The post fails to mention this system is also tracking internal data dimensions like customer ids, such that we can also use this sampled data to estimate the cost of customers (and joining that with tiers of customers, and so forth).

I'm also not sure if that would allow us to attribute the cost of our datastore utilizations since those are not AWS-hosted versions but ones we run ourselves. The traffic interception lets us be able to say that Application A is using 75% of database cluster XYZ, and therefore that application/product group are most likely responsible for that share of how much the database costs.

The last thing I'll mention is that CloudTrail has the potential to be expensive on its own, I believe at least moreso than us storing the raw data in S3 for something like Athena to read. I don't think I'll be writing about it, but we've also done work this last year to trim down what we track in CloudTrail due to the cost of events (for example tracking everything in S3 ends up being pretty expensive).

1 comments

When it comes to shared resources like a database cluster, you’re making the assumption that usage is correlated with number of connections.

Is this always true? Typically the shared resources you care about are CPU, memory and disk. I would say an application issuing fewer, much heavier queries is using the shared resource more than an application that issues more really simple queries. And this doesn’t correlate much to disk usage right?

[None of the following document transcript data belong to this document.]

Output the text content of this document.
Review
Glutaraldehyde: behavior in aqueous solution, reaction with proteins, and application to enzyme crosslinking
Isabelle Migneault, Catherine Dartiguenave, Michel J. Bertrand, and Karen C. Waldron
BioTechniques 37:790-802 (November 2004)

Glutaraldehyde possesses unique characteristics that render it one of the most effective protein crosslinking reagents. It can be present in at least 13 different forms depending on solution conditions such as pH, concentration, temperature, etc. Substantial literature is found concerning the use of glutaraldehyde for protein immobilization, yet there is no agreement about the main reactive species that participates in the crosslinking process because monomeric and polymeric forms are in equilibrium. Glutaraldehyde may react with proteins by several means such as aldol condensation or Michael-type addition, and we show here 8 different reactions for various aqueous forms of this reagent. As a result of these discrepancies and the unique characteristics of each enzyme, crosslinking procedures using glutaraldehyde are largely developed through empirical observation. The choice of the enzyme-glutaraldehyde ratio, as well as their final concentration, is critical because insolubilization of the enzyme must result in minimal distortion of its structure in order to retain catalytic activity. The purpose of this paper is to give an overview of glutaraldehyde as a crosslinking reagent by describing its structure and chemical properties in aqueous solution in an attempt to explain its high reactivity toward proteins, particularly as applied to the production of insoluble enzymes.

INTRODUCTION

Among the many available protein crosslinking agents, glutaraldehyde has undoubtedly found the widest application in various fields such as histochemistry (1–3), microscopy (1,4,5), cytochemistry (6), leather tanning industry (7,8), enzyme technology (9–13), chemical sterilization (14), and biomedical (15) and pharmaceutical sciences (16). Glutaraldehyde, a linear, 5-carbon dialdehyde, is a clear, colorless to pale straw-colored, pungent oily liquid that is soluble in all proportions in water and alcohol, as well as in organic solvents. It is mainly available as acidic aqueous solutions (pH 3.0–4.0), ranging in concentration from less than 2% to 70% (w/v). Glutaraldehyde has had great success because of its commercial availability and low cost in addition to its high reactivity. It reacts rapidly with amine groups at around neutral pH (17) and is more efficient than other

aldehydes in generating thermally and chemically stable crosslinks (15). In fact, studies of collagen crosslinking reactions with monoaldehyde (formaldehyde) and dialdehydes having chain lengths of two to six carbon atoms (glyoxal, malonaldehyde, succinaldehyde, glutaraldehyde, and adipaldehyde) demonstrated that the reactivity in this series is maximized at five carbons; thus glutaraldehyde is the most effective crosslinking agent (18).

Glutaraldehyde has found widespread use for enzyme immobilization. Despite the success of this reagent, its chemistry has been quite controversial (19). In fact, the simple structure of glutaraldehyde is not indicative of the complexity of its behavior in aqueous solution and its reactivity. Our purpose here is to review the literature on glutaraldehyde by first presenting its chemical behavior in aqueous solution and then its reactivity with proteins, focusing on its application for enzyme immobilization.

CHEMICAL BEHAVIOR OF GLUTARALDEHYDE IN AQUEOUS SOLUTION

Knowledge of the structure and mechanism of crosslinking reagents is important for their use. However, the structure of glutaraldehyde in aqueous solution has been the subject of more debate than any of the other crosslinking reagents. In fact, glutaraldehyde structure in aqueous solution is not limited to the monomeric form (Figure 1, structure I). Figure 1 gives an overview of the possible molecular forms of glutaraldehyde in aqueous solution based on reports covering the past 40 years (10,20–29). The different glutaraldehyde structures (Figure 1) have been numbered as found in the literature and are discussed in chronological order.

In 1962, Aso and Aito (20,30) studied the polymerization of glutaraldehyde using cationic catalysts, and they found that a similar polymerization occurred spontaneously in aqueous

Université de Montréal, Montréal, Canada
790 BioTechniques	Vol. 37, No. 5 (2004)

There isn’t really a good solution to this. You can use a combination of query sampling and per-app databases to correlate this better.

Great post though, this is something we’ve been dealing and experimenting with recently.

Your observations are correct. I wouldn’t portray it as an ideal system, just best effort. In the end we care more about the finer details being good funnels to follow up on rather than being exact. We know our real costs of resources, which is important for finance and budget. And then we have the approximate attributions from the sampling which narrow things down enough to focus diagnosis when needed.

I would have to read more into how it intercepts some of our database calls to confirm if it tries to weight for execution time where it wires into database client code, which is probably useful and could help to a degree to approximate utilization.

I think in practice it’s a bit uncommon for the heaviest user to also be a sparse user in terms of volume. But I can also admit there are quirks to how it samples and I once personally spent a couple days tracking down a surprising cost of an application I owned only to later confirm it was a data flaw in how we were doing this sampled attribution (in this case the heaviest users were un-instrumented infra processes that can’t just wire in our java cost attribution library, making it artificially look like my app was the heaviest user).